Há para a realização de um evento, seja ele de pequeno, médio ou grande porte, a contratação da prestação de serviços dos mais variados que, por exemplo, podem ir desde transporte, restaurantes e similares, garçons e cozinheiros, manobristas, cerimonialistas, hostess, locutor, decoração, locação de espaços apropriados para a realização do evento, equipamentos audiovisual, iluminação e apoio, locadoras de veículos, serviços de infraestrutura até a instalação e conservação de banheiros químicos.

Ao se considerar todos os agentes envolvidos nas atividades de entretenimento, não se olvida que o cancelamento de um evento possui efeito cascata em toda a cadeia contratual firmada com artistas, fornecedores, intermediários e colaboradores, refletindo, inclusive, nos consumidores.

Afinal, para cada serviço a ser prestado há um contrato, que deve conter cláusulas essenciais: qualificação completa das partes; delimitação do objeto; prazo do contrato e possibilidade de prorrogação, despesas, preço e condições de pagamento, bem como a delimitação das obrigações do contratante e do contratado, os ensejadores de extinção e rescisão contratual, multas e foro.

Ainda que um bom contrato de prestação de serviço contenha a previsibilidade das excludentes de responsabilidade civil, força maior e caso fortuito, jamais se imaginou uma crise econômica como a que vivemos hoje em razão da pandemia coronavírus.
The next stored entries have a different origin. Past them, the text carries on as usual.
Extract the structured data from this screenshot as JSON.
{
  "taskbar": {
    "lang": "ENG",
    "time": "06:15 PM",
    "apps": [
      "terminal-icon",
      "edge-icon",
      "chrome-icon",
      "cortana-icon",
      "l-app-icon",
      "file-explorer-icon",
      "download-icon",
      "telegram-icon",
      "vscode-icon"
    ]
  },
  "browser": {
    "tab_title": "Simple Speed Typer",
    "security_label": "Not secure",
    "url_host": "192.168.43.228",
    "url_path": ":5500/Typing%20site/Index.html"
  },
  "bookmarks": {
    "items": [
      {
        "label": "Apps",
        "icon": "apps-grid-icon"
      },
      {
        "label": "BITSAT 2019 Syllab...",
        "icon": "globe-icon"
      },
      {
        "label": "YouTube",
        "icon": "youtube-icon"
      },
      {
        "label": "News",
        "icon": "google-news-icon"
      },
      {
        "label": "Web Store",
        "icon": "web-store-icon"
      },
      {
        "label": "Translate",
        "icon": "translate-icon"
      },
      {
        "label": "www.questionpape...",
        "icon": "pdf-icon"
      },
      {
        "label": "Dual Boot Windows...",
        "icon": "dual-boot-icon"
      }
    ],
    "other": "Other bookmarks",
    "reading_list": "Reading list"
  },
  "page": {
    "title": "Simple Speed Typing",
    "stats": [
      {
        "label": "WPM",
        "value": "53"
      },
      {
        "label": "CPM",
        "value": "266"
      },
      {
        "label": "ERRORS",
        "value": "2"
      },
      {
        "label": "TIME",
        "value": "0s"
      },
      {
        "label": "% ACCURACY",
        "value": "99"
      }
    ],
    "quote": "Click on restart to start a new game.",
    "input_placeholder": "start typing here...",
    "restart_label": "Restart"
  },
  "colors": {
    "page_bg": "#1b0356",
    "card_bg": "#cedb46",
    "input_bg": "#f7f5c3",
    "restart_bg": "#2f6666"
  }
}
Pensando na segurança das relações jurídicas de direito privado no período da pandemia, o PL 1.179 foi aprovado pelo Senado, mas ainda está em votação na Câmara dos Deputados.

Em seu art. 6º o PL 1.179 equipara os efeitos da pandemia ao caso fortuito e às hipóteses de força maior, ao mesmo tempo em que delimita o dia 20 de março de 2020, data da publicação do Decreto Legislativo 6/20, como termo inicial dos eventos derivados da pandemia do coronavírus (Covid-19).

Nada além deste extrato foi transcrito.